There's been much controversy over mobile OS security, especially where Android is concerned. With 47% of the smartphone market in Q4 of 2011, according to ABI Research, it's no wonder that Android is getting attention.
Its openness fuels adoption by smartphone manufacturers and wireless carriers, aids in mobile innovation, and helps bring more free apps. But some, like those who develop security apps, think its openness also makes it an easier target for malware writers and cybercriminals.
Android malware growth
Depending on where you go, you'll find varying stats on the amount of Android malware we've seen thus far. This is complicated by the fact that most of the information available about malware comes from security vendors, who obviously have a pony in the anti-malware race.
One thing they all agree on is that the amount of malware targeting Android has been growing. For instance, a report from Trend Micro (PDF) includes a chart that shows a large spike in the amount of total Android malware in 2011. Meanwhile, according to NQ Mobile , cases of malware increased from 4,781 cases in 2009 to 10,369 cases in 2010 and 22,600 cases in 2011. And according to Lookout, the likelihood of Americans encountering Android malware went from 1% in the beginning of 2011 to 4% by year's end.
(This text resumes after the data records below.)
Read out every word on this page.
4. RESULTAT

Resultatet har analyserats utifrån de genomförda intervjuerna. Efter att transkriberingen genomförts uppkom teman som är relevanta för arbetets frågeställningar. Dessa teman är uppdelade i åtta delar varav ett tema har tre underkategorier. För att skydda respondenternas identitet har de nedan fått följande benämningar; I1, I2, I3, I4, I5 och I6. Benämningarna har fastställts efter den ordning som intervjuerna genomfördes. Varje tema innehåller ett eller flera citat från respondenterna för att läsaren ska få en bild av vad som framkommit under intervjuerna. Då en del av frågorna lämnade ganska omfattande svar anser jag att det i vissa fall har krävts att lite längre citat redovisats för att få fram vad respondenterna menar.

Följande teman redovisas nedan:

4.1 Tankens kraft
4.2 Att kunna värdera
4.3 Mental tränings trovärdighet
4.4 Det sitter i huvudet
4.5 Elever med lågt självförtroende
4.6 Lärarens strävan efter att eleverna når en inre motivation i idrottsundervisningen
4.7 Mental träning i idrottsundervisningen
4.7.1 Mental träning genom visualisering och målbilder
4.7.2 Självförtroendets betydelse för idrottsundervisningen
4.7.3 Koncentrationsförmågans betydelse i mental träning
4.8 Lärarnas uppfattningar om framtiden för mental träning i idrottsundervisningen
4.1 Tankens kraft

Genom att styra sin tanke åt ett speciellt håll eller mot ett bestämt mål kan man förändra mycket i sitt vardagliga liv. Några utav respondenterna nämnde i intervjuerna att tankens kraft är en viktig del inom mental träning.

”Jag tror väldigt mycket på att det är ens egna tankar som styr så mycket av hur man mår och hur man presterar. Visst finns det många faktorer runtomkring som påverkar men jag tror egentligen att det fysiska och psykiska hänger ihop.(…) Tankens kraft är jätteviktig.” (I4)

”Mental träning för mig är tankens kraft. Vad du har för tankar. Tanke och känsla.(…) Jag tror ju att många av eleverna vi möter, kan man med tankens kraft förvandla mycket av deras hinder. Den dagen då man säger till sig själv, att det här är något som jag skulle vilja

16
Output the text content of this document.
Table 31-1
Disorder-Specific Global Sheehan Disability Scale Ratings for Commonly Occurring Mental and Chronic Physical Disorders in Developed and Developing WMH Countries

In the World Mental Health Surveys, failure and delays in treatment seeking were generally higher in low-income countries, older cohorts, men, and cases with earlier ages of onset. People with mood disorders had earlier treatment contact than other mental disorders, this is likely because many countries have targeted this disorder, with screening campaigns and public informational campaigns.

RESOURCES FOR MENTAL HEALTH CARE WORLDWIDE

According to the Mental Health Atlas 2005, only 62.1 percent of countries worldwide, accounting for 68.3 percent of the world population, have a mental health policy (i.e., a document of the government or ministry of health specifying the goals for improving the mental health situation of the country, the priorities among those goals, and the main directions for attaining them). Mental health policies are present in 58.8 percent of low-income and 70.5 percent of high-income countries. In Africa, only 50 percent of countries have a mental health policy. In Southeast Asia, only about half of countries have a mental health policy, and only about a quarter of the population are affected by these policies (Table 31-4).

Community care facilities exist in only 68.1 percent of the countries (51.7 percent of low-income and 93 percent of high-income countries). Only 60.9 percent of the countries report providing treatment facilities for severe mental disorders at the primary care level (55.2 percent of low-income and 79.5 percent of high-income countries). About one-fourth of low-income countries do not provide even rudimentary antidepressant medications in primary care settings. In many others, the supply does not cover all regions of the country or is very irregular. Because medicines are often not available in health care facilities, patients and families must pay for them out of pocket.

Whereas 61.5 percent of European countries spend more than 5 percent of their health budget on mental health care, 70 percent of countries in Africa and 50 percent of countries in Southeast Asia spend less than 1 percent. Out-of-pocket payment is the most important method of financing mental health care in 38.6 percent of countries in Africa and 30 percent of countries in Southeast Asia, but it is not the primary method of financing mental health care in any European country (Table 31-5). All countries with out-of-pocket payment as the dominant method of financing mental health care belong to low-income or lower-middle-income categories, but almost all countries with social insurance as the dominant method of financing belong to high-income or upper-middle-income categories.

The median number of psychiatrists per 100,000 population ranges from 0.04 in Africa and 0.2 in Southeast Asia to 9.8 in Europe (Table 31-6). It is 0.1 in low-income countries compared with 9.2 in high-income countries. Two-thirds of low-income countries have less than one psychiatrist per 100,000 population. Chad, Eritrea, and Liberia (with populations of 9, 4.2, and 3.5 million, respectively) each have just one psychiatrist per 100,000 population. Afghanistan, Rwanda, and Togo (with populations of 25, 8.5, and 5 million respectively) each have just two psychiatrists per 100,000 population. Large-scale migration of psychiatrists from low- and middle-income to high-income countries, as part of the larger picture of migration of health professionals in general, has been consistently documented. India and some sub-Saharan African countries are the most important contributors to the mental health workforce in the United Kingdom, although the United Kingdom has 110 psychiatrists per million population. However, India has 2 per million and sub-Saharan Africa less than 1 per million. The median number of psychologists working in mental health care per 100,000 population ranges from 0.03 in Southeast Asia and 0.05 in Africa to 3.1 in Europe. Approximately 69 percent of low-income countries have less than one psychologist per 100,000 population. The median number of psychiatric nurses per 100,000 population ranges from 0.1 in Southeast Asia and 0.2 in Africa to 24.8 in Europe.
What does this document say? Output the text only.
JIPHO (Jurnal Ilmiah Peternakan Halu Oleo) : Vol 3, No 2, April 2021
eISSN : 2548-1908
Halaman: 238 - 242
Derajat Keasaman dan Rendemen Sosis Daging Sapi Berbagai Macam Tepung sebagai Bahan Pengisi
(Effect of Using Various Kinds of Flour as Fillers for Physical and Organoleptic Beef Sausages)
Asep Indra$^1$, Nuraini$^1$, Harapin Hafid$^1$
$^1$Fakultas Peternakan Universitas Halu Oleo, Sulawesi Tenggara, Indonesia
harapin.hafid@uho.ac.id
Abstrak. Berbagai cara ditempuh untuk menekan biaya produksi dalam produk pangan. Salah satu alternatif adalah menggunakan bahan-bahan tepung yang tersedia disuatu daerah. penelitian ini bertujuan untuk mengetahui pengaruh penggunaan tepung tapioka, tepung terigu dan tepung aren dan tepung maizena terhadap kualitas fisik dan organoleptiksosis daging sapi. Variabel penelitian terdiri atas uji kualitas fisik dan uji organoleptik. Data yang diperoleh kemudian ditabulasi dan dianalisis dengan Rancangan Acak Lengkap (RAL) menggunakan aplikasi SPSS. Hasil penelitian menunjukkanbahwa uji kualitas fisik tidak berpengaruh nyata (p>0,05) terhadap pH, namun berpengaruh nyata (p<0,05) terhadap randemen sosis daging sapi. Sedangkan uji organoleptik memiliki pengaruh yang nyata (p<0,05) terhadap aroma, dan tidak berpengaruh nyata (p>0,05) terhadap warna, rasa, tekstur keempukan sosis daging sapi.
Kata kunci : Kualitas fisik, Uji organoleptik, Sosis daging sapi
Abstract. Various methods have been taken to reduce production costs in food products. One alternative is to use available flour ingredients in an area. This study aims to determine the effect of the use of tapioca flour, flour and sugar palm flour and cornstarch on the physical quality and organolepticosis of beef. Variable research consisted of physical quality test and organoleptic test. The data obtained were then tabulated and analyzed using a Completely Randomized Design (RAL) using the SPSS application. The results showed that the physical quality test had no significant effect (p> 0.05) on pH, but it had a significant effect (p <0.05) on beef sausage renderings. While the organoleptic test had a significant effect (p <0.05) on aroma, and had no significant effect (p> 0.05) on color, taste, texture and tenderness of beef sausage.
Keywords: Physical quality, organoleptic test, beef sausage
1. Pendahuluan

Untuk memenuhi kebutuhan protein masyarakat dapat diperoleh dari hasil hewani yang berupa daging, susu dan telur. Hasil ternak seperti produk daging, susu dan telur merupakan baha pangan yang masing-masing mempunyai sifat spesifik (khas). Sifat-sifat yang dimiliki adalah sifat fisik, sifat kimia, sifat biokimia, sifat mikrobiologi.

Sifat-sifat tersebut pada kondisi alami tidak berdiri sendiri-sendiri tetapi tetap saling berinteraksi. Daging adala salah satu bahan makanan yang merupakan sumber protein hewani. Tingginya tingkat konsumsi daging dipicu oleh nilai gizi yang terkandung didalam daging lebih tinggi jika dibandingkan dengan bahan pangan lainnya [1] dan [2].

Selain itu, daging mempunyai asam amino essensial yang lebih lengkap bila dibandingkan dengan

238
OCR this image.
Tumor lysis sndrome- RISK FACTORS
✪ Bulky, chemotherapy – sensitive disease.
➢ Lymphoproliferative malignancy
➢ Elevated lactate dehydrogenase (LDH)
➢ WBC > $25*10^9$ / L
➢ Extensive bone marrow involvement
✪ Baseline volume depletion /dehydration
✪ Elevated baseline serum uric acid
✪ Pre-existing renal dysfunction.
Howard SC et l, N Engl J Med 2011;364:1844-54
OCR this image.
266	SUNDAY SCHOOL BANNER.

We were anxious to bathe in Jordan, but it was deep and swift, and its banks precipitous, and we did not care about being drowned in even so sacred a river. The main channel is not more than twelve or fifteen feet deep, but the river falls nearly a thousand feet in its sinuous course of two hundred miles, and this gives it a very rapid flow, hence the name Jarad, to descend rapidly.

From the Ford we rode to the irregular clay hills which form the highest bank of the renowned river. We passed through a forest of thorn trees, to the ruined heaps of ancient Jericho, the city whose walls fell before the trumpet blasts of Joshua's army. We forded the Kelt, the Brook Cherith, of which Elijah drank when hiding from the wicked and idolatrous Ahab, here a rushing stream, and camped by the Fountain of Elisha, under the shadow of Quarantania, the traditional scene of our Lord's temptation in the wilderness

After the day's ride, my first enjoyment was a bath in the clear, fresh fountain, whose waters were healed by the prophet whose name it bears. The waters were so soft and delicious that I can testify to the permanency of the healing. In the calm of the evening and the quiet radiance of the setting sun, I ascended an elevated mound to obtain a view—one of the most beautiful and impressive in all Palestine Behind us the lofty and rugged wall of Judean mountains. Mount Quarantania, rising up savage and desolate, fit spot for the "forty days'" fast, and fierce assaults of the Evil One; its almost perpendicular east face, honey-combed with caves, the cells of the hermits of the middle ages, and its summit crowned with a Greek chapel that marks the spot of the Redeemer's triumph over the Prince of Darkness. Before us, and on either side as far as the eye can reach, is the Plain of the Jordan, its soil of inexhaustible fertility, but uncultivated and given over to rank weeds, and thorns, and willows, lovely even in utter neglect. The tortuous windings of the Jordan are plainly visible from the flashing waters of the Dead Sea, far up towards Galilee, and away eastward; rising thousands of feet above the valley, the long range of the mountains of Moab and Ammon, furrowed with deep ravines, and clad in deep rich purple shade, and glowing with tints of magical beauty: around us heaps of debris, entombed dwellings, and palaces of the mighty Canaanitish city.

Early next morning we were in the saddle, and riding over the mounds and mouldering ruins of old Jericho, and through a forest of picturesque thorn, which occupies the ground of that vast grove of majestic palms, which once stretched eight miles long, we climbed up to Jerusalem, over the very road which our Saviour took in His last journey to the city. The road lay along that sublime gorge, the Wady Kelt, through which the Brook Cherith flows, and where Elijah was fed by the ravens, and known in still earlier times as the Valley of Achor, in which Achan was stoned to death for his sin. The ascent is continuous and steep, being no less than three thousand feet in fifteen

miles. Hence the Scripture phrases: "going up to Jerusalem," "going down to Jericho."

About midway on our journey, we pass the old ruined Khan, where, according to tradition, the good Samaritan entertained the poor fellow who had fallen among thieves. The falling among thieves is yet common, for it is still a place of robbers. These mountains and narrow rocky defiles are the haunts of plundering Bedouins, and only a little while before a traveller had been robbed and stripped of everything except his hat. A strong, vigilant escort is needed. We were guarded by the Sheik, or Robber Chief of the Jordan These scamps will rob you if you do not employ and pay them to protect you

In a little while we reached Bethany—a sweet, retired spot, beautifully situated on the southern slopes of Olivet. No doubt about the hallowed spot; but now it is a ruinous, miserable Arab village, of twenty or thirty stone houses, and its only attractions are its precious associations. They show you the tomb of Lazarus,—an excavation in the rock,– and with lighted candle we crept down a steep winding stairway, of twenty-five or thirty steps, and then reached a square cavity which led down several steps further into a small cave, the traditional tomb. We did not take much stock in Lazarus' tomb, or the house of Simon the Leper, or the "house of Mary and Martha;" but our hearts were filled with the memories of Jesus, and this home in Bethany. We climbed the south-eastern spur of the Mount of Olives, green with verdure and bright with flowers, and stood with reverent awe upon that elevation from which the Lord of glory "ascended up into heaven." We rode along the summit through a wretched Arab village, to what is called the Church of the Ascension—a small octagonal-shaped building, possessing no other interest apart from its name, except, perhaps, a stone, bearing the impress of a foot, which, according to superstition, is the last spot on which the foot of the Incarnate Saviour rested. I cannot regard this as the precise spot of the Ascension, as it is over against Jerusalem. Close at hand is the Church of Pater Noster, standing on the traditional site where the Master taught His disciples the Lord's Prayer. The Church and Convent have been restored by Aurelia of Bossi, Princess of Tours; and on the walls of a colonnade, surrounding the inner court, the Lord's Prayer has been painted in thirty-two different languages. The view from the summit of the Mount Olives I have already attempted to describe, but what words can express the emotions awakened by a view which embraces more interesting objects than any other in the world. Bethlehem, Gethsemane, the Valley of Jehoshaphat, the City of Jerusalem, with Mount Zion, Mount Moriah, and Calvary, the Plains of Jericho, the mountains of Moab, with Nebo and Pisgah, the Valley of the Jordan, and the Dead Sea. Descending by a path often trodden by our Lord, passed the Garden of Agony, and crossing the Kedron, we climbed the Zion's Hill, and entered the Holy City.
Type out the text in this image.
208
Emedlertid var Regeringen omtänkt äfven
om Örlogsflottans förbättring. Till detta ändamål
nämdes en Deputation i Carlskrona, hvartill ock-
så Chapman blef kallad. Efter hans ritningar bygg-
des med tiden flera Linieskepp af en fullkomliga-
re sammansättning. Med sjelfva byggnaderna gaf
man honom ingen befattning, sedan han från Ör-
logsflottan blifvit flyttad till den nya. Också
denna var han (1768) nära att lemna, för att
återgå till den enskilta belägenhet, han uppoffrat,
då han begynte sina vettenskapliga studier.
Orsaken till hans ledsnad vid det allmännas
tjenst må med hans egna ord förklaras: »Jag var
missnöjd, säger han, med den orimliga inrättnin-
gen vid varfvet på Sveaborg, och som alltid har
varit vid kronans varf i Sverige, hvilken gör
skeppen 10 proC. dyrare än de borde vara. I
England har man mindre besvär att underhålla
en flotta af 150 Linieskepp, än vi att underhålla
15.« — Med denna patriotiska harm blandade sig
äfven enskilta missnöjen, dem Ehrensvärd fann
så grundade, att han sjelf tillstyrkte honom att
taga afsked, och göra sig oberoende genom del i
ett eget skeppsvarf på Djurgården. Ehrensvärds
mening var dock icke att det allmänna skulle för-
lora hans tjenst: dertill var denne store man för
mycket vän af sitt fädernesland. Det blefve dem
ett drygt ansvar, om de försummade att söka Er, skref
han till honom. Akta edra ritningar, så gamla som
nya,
But the vendors don't always agree. For example, at the end of January, Symantec announced that 13 apps in the Android Market contained malware. Other security vendors disagreed; Symantec later backtracked and said that the code it thought was malware was really from an aggressive ad network.
Meanwhile, Google has reported a 40% decrease in the number of potentially malicious downloads from the Android Market from the first to the second half of 2011. (Of course, Google is only accounting for the official Android Market, while the security vendors also scan third-party app markets and websites from around the world.)
In addition, Google recently announced an internal malware scanner called Bouncer that scans apps submitted to the Android Market. And if something does slip by Bouncer, Google can remove the Market listings for malware apps and even remotely remove them from devices.
Android malware in the wild
However, all these varying statistics and countermeasures don't mean that there isn't bad stuff out there.
For example, in the spring of 2011, Lookout identified a Trojan app called GGTracker that was distributed via malicious websites that mirrored the Android Market. Once downloaded it could sign the victim up to premium SMS subscription services without their permission, charging the user's wireless carrier account. And the DroidDream Trojan, discovered in March 2011, was found in more than 50 apps in the Android Market. It could gain root access to Android, steal data and install more malicious apps.